Het libretto van La Gioconda is van Arrigo Boito. Hij schreef dat onder het pseudoniem Tobio Gorrio naar Victor Hugo’s drama ‘Angelo, Tyran de Padoue.’ Victor Hugo verbeeldde in zijn werk van 1835 de angst die er heerste ten tijde van de zogenaamde ‘Raad van tien’ met het uitgebreide net van spionnen en de vele kleine heersers die willekeurig handelden. Boito nam alle hoofdfiguren uit Hugo’s stuk over, voorzag ze van nieuwe namen en verplaatste het verhaal van Padua naar Venetië. Het bleek een goede vondst voor een grote opera. Wat Victor Hugo deed, deden op hun beurt de huidige regisseurs. Zij verplaatsten het stuk naar de jaren zestig in een socialistische staat waarin een schrikbewind aan het roer staat en onderdrukking aan de orde van de dag is. Sport en spel moeten het volk rustig houden, maar iedereen leeft in angst door anderen verraden te worden. Aan verraad meewerken leverde dikwijls voordeel op. Deze ‘move’ van de regisseurs had voor de toeschouwers nog al wat consequenties. Velen vonden het verpolitiseren van de opera te ver gaan. Er was te veel gesleuteld aan het originele script en er ontstond daardoor volgens hen een rommelige voorstelling. De regisseurs hadden duidelijk de bedoeling om het hele stuk kritiek op autoritaire staten te laten ademen waar met behulp van verklikkers onschuldige mensen met opsluiting of de dood worden bedreigd. Deze visie werd ontleend aan een jarenlang systeem van onderdrukking dat in Venetië heerste en onder controle stond van een ‘Raad van tien’.
Corrupt systeem
In deze voorstelling kregen Alvise Baddero en Barnaba als leiders van een corrupt systeem nadrukkelijk veel aandacht. Chantage en het afdwingen van lichamelijk genot in ruil voor het vrijstellen van gevangenisstraf was daar een onderdeel van. Met name Enzo profiteerde daarvan omdat Gioconda bereid was zich te geven aan Barnaba in ruil voor de vrijheid van haar echtgenoot. Volgens het script zou Gioconda sterven door zelfmoord. Dat liep wel een beetje anders. Dood ging ze wel, maar toch volgens mij door een messteek van Enzo. Waarom deze wijziging in het scenario was aangebracht ontging me. Misschien kan iemand me dat nog vertellen. Barnaba zou volgens het boekje in leven blijven maar hij dronk het voor Laura bedoelde giftdrankje dat hem werd aangereikt door Gioconda. Het riep wel enige verwarring op net voor het einde van de voorstelling.

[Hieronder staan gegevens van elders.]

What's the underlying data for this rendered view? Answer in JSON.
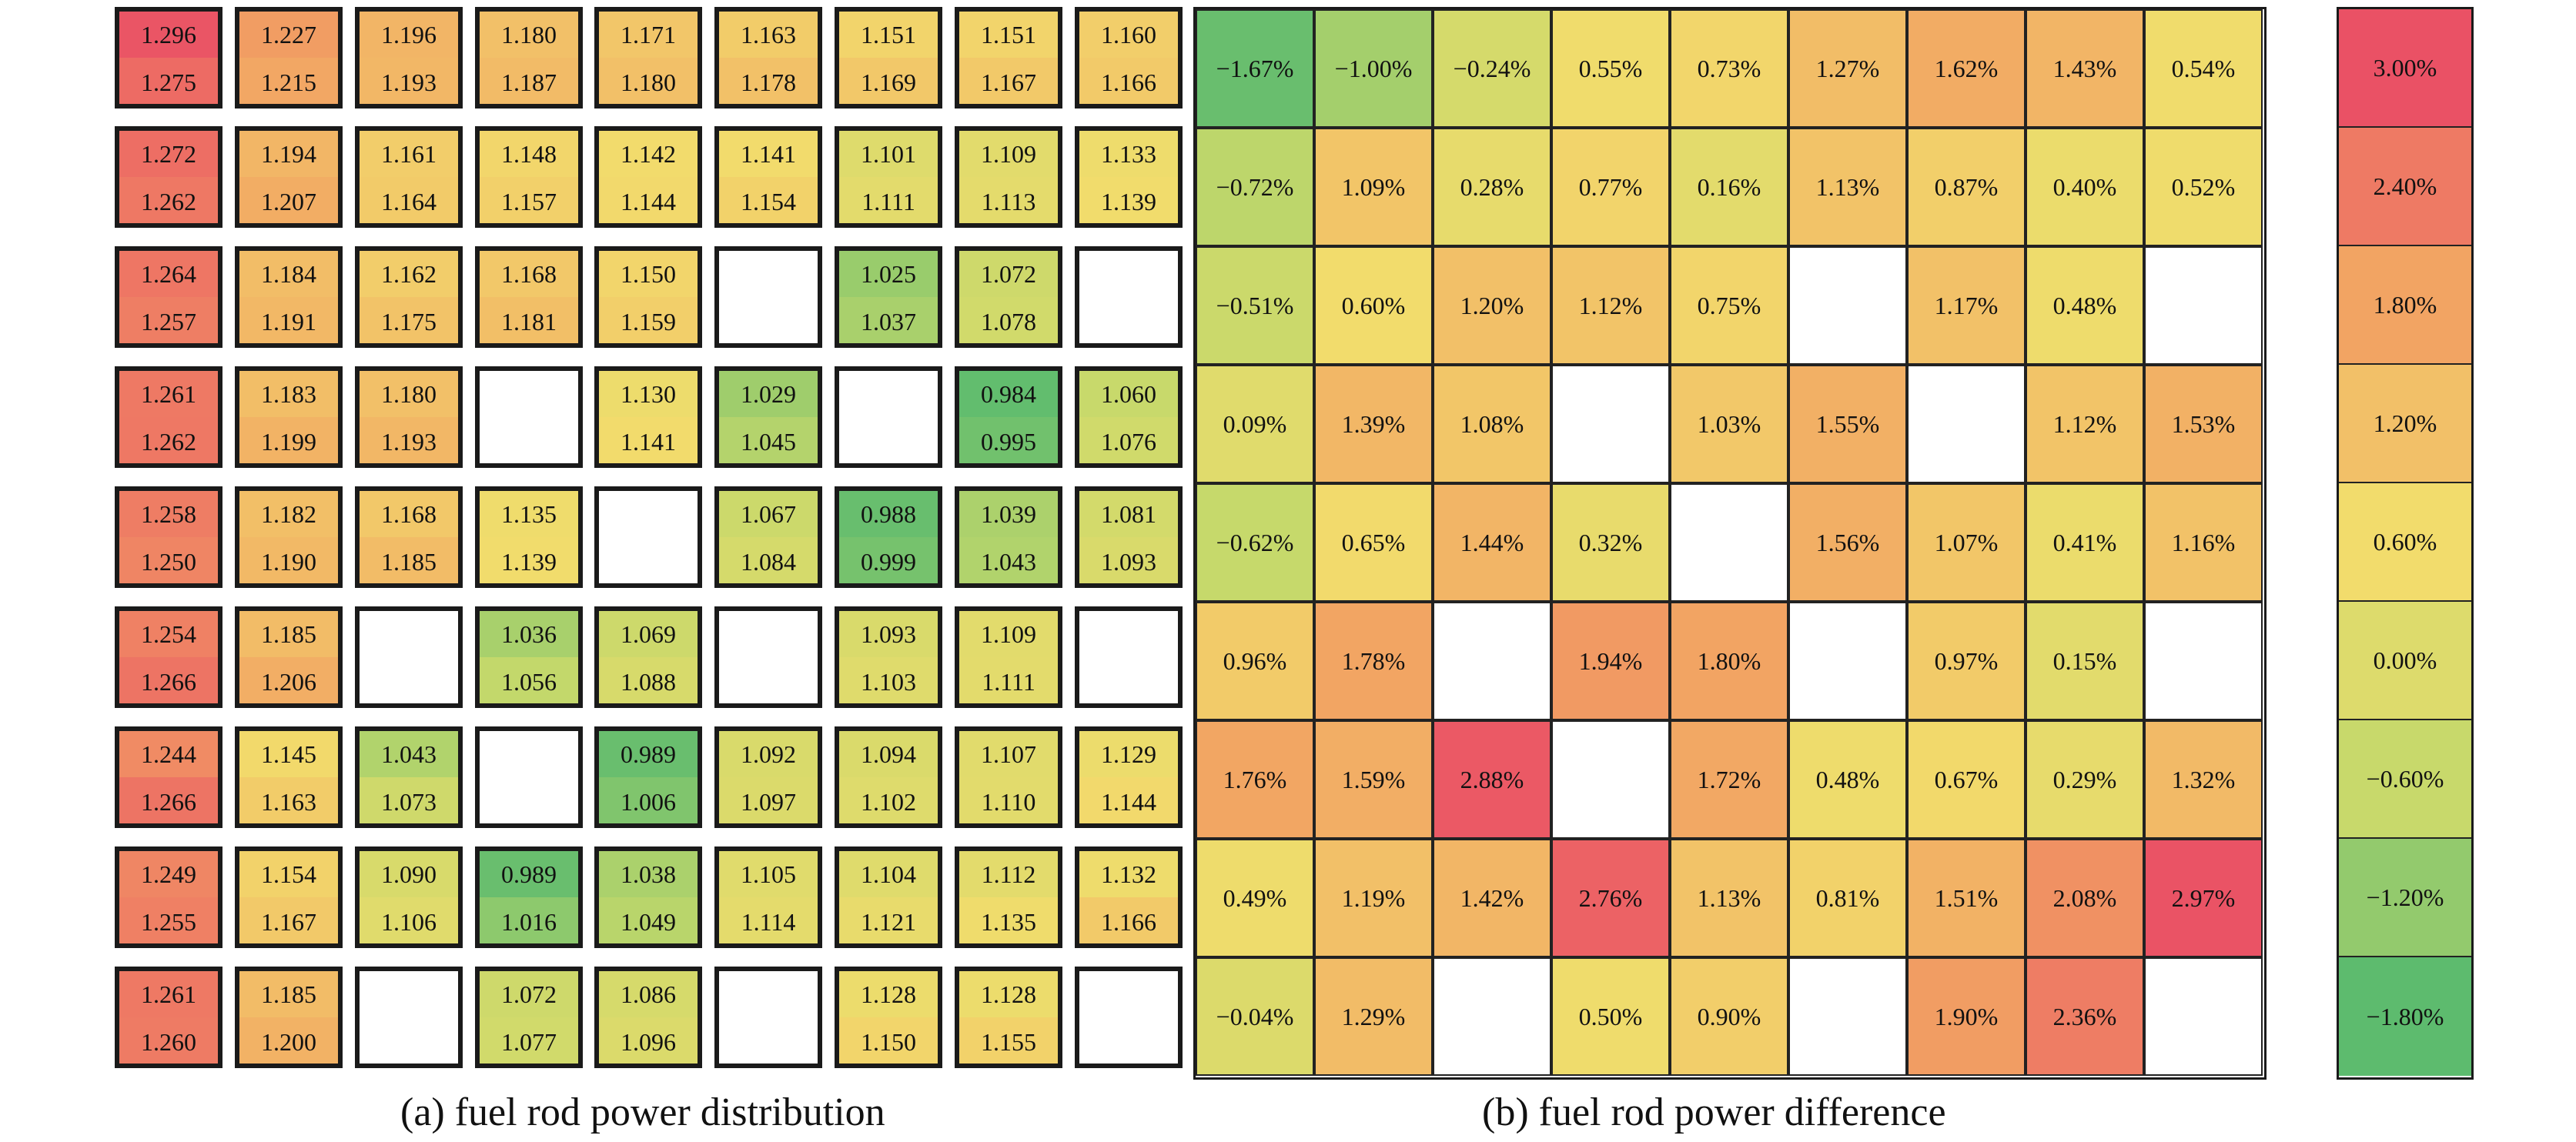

Nog een opmerking: Bij de aanvang van het ballet van de urendans werd gesymboliseerd hoe ver de macht ging van Barnaba in de samenleving. Hij instrueerde de balletgroep hoe zij hun dans moesten uitvoeren. Hij bleek de spin te zijn in een groot web.
Mijn opinie over de gevoerde regie is zeker niet negatief. In tegendeel wie rondkijkt wat er in Europa gebeurt zal ongetwijfeld herkennen wat de twee regisseurs er toe bracht om de opera te actualiseren. Een dergelijke uitvoering verdient eigenlijk een nabespreking.